Shirl rode the bus from Maine, and when he arrived, he looked up at the first skyscrapers he’d ever seen. He told the corporate executives, “You’ll want me, because there will be a light on at 1 a.m. and somebody will be making sure we have the information to close a deal — and that someone will be me.” He went back during Christmas, when New York was blazing with lights. He’d done his work; he was hired and offered $55,000 a year. “There’s no one who will work harder,” he told them.
He would start right after graduation. His dreams were coming true, and he drove excitedly back to Eastport to find Clarence, to tell him everything, that now he could buy him a truck, and when he got home Clarence was furious because he had not wanted Shirl to see him. He had held his secret for weeks — he was dying of cancer. Shirl stayed with him as Clarence went in and out of the hospital, and then double pneumonia took what little strength Clarence had left. Graduation was a week away. “I was losing him quick. It was the most lonely feeling you could imagine. He was my only family.” Shirl called Bates and asked if they would do one thing — could they overnight his diploma. When the diploma came, Shirl held Clarence in his arms. “I said, ‘Gramp, we did it. Here’s our diploma. I’m giving it to you, Gramp.'” Clarence died with Shirl holding him the next morning. He had the key to Clarence’s safe-deposit box, and when he opened it he found Shirl’s photograph stapled to a note: “This is for my grandson to bury me.” Inside an envelope, Shirl found $2,000. Shirl buried him in Eastport, placing his diploma in Clarence’s hands and watching the coffin be lowered into the ground. The next day, Shirl marched with his graduation class, and then he went to New York.

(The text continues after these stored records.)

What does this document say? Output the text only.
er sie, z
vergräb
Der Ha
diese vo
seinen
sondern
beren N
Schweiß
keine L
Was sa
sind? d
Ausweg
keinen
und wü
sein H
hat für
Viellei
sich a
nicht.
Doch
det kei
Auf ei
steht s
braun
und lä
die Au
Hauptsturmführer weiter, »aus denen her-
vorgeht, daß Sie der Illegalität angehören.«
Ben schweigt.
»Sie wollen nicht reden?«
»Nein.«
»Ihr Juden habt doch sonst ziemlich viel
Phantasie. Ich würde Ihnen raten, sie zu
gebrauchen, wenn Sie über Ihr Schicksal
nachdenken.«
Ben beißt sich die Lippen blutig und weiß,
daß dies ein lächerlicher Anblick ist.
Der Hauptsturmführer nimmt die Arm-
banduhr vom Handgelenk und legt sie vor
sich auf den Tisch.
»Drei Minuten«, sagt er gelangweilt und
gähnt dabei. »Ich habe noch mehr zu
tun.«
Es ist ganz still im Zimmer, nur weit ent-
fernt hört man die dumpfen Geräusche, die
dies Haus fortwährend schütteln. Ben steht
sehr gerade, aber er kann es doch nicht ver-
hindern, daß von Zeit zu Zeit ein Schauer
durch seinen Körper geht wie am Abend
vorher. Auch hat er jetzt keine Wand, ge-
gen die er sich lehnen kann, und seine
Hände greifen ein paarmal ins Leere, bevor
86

So that is the story of Clarence Townsend. Shirl Penney has told me all this on a summer day in Manhattan on the 13th floor of a gleaming building just up from Times Square, overlooking Radio City Music Hall. This is Shirl Penney’s world now. He is tall, handsome, impeccably dressed. He lives with a beautiful wife and a baby daughter. Her name is Townsend. He is Citigroup/Smith Barney’s global director of business development for global wealth management advisory services, which means every day he deals with very rich people. Billionaires seek his advice. He owns a stable of racehorses called Team Penney. His favorite horse he named American Dream’a. He is not yet 30 years old. The first time his wife came to Eastport, she could not believe how everyone stopped to talk to Shirl. He is convinced he can find a way to bring industry back to this small city by the bay. He, of course, gave the money for your scholarship.
I don’t know who you are, but if you have a dream, you have a chance. Anita Lank, who watched Shirl Penney grow up, knows that: “When you come from Eastport, and you’ve worked the way Eastporters work, you’re sitting on top of the world.”